Someone please just send him up there already

There are times in all of our lives when we not only feel compelled to try something new, but burn with an irrepressible desire to break free from the chains of our mundane misery by experiencing a thing which we’ve not yet experienced.

For some people, that thing might be skydiving or baking a pistachio layer cake with cream cheese buttercream. For me, at one point last year, it was to watch the 1977 film Smokey and the Bandit. For Hideo Kojima, developer of games like Death Stranding 2, it is to go to space, and make a game in space. Please, someone just stick him in a rocket already.

I make this plea following Mr Kojima’s recent interview with The Guardian, in which he once again voiced a desire to go to space and then make a game while in space. He’s wanted this, or some variation of it, for years.

People keep putting microphones and bits of paper in front of him, and he keeps telling them he wants it soooooooooo badly. Then, we all go ‘Oh aye Hideo, you’re so quirky’ and move on.

“I want to train properly, learn how to do the docking, go to the International Space Station and stay there for a few months,” the space-starved soul said in this latest instance of cosmic craving, “I’m not a scientist, but I could probably make games in space. I want to be the first. There are a lot of astronauts over 60, so I guess it’s possible.”

He also mentioned in this interview that he’s suffering from, er, “Tom Cruise disease”. Basically, he wants to risk his life in a way that would give him a feeling of really being alive. Sounds very Breaking Bad, and I’ll be honest, it’s underlined the seriousness of the situation in my eyes.

We need to get this man up there to space. I don’t care how it goes, whether it ends well for Kojima or not. We know he’s prepared for the worst. He wants it so badly that we desperately need to let him eff around, so he can finally find out. Maybe it won’t be all he’s imagined it to be. Maybe he’ll come running back to Earth and spend long evenings whispering to Geoff Keighley and several famous acting people about how much of a letdown it was.

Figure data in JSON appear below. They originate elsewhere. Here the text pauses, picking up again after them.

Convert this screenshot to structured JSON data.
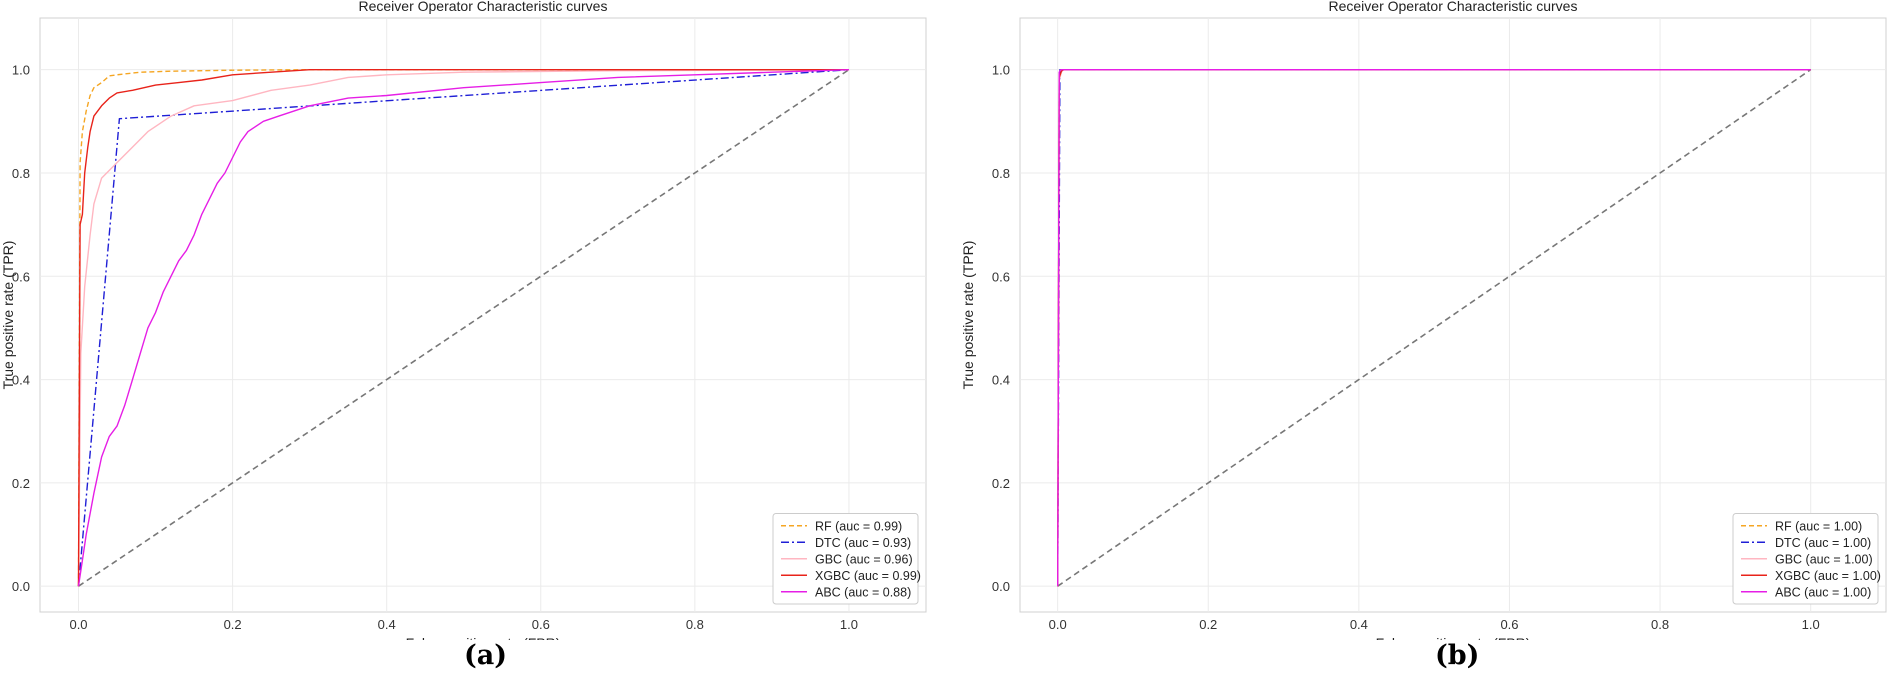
{
  "chart_data": [
    {
      "type": "line",
      "title": "Receiver Operator Characteristic curves",
      "xlabel": "False positive rate (FPR)",
      "ylabel": "True positive rate (TPR)",
      "xlim": [
        -0.05,
        1.1
      ],
      "ylim": [
        -0.05,
        1.1
      ],
      "xticks": [
        0.0,
        0.2,
        0.4,
        0.6,
        0.8,
        1.0
      ],
      "yticks": [
        0.0,
        0.2,
        0.4,
        0.6,
        0.8,
        1.0
      ],
      "xtick_labels": [
        "0.0",
        "0.2",
        "0.4",
        "0.6",
        "0.8",
        "1.0"
      ],
      "ytick_labels": [
        "0.0",
        "0.2",
        "0.4",
        "0.6",
        "0.8",
        "1.0"
      ],
      "grid": true,
      "legend_position": "lower-right",
      "panel_label": "(a)",
      "chance_line": {
        "points": [
          [
            0,
            0
          ],
          [
            1,
            1
          ]
        ],
        "color": "#777777",
        "dash": "dashed"
      },
      "series": [
        {
          "name": "RF (auc = 0.99)",
          "color": "#f5a623",
          "dash": "dashed",
          "points": [
            [
              0,
              0
            ],
            [
              0.002,
              0.82
            ],
            [
              0.005,
              0.88
            ],
            [
              0.01,
              0.92
            ],
            [
              0.015,
              0.95
            ],
            [
              0.02,
              0.965
            ],
            [
              0.03,
              0.975
            ],
            [
              0.04,
              0.988
            ],
            [
              0.05,
              0.99
            ],
            [
              0.08,
              0.995
            ],
            [
              0.12,
              0.997
            ],
            [
              0.2,
              0.999
            ],
            [
              0.3,
              1.0
            ],
            [
              1.0,
              1.0
            ]
          ]
        },
        {
          "name": "DTC (auc = 0.93)",
          "color": "#1f1fd6",
          "dash": "dashdot",
          "points": [
            [
              0,
              0
            ],
            [
              0.053,
              0.905
            ],
            [
              1.0,
              1.0
            ]
          ]
        },
        {
          "name": "GBC (auc = 0.96)",
          "color": "#ffb6c1",
          "dash": "solid",
          "points": [
            [
              0,
              0
            ],
            [
              0.003,
              0.45
            ],
            [
              0.008,
              0.58
            ],
            [
              0.015,
              0.68
            ],
            [
              0.02,
              0.74
            ],
            [
              0.03,
              0.79
            ],
            [
              0.05,
              0.82
            ],
            [
              0.07,
              0.85
            ],
            [
              0.09,
              0.88
            ],
            [
              0.12,
              0.91
            ],
            [
              0.15,
              0.93
            ],
            [
              0.2,
              0.94
            ],
            [
              0.25,
              0.96
            ],
            [
              0.3,
              0.97
            ],
            [
              0.35,
              0.985
            ],
            [
              0.4,
              0.99
            ],
            [
              0.5,
              0.995
            ],
            [
              0.7,
              0.998
            ],
            [
              1.0,
              1.0
            ]
          ]
        },
        {
          "name": "XGBC (auc = 0.99)",
          "color": "#e8231a",
          "dash": "solid",
          "points": [
            [
              0,
              0
            ],
            [
              0.002,
              0.7
            ],
            [
              0.005,
              0.72
            ],
            [
              0.008,
              0.8
            ],
            [
              0.012,
              0.85
            ],
            [
              0.015,
              0.88
            ],
            [
              0.02,
              0.91
            ],
            [
              0.03,
              0.93
            ],
            [
              0.04,
              0.945
            ],
            [
              0.05,
              0.955
            ],
            [
              0.07,
              0.96
            ],
            [
              0.1,
              0.97
            ],
            [
              0.13,
              0.975
            ],
            [
              0.16,
              0.98
            ],
            [
              0.2,
              0.99
            ],
            [
              0.25,
              0.995
            ],
            [
              0.3,
              1.0
            ],
            [
              1.0,
              1.0
            ]
          ]
        },
        {
          "name": "ABC (auc = 0.88)",
          "color": "#e61ee6",
          "dash": "solid",
          "points": [
            [
              0,
              0
            ],
            [
              0.005,
              0.05
            ],
            [
              0.01,
              0.1
            ],
            [
              0.02,
              0.18
            ],
            [
              0.03,
              0.25
            ],
            [
              0.04,
              0.29
            ],
            [
              0.05,
              0.31
            ],
            [
              0.06,
              0.35
            ],
            [
              0.07,
              0.4
            ],
            [
              0.08,
              0.45
            ],
            [
              0.09,
              0.5
            ],
            [
              0.1,
              0.53
            ],
            [
              0.11,
              0.57
            ],
            [
              0.12,
              0.6
            ],
            [
              0.13,
              0.63
            ],
            [
              0.14,
              0.65
            ],
            [
              0.15,
              0.68
            ],
            [
              0.16,
              0.72
            ],
            [
              0.17,
              0.75
            ],
            [
              0.18,
              0.78
            ],
            [
              0.19,
              0.8
            ],
            [
              0.2,
              0.83
            ],
            [
              0.21,
              0.86
            ],
            [
              0.22,
              0.88
            ],
            [
              0.24,
              0.9
            ],
            [
              0.26,
              0.91
            ],
            [
              0.3,
              0.93
            ],
            [
              0.35,
              0.945
            ],
            [
              0.4,
              0.95
            ],
            [
              0.5,
              0.965
            ],
            [
              0.6,
              0.975
            ],
            [
              0.7,
              0.985
            ],
            [
              0.8,
              0.99
            ],
            [
              0.9,
              0.995
            ],
            [
              1.0,
              1.0
            ]
          ]
        }
      ]
    },
    {
      "type": "line",
      "title": "Receiver Operator Characteristic curves",
      "xlabel": "False positive rate (FPR)",
      "ylabel": "True positive rate (TPR)",
      "xlim": [
        -0.05,
        1.1
      ],
      "ylim": [
        -0.05,
        1.1
      ],
      "xticks": [
        0.0,
        0.2,
        0.4,
        0.6,
        0.8,
        1.0
      ],
      "yticks": [
        0.0,
        0.2,
        0.4,
        0.6,
        0.8,
        1.0
      ],
      "xtick_labels": [
        "0.0",
        "0.2",
        "0.4",
        "0.6",
        "0.8",
        "1.0"
      ],
      "ytick_labels": [
        "0.0",
        "0.2",
        "0.4",
        "0.6",
        "0.8",
        "1.0"
      ],
      "grid": true,
      "legend_position": "lower-right",
      "panel_label": "(b)",
      "chance_line": {
        "points": [
          [
            0,
            0
          ],
          [
            1,
            1
          ]
        ],
        "color": "#777777",
        "dash": "dashed"
      },
      "series": [
        {
          "name": "RF (auc = 1.00)",
          "color": "#f5a623",
          "dash": "dashed",
          "points": [
            [
              0,
              0
            ],
            [
              0.002,
              0.99
            ],
            [
              0.006,
              1.0
            ],
            [
              1.0,
              1.0
            ]
          ]
        },
        {
          "name": "DTC (auc = 1.00)",
          "color": "#1f1fd6",
          "dash": "dashdot",
          "points": [
            [
              0,
              0
            ],
            [
              0.003,
              1.0
            ],
            [
              1.0,
              1.0
            ]
          ]
        },
        {
          "name": "GBC (auc = 1.00)",
          "color": "#ffb6c1",
          "dash": "solid",
          "points": [
            [
              0,
              0
            ],
            [
              0.002,
              0.98
            ],
            [
              0.006,
              1.0
            ],
            [
              1.0,
              1.0
            ]
          ]
        },
        {
          "name": "XGBC (auc = 1.00)",
          "color": "#e8231a",
          "dash": "solid",
          "points": [
            [
              0,
              0
            ],
            [
              0.002,
              0.985
            ],
            [
              0.005,
              0.997
            ],
            [
              0.008,
              1.0
            ],
            [
              1.0,
              1.0
            ]
          ]
        },
        {
          "name": "ABC (auc = 1.00)",
          "color": "#e61ee6",
          "dash": "solid",
          "points": [
            [
              0,
              0
            ],
            [
              0.002,
              0.995
            ],
            [
              0.004,
              1.0
            ],
            [
              1.0,
              1.0
            ]
          ]
        }
      ]
    }
  ]
}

The worst part is, given how long Kojima’s been saying this stuff, we clearly can’t rely on the governments or billionaires who currently have access to spacecraft or the means to send people up there to accomplish it.

There’s only one solution I can see. If we all stand on each other’s shoulders, and I mean the entire population of the planet here, we can form a huge flesh ladder which can convey Hideo to the heavens.

No, before you ask, I don’t volunteer to be the person at the very bottom.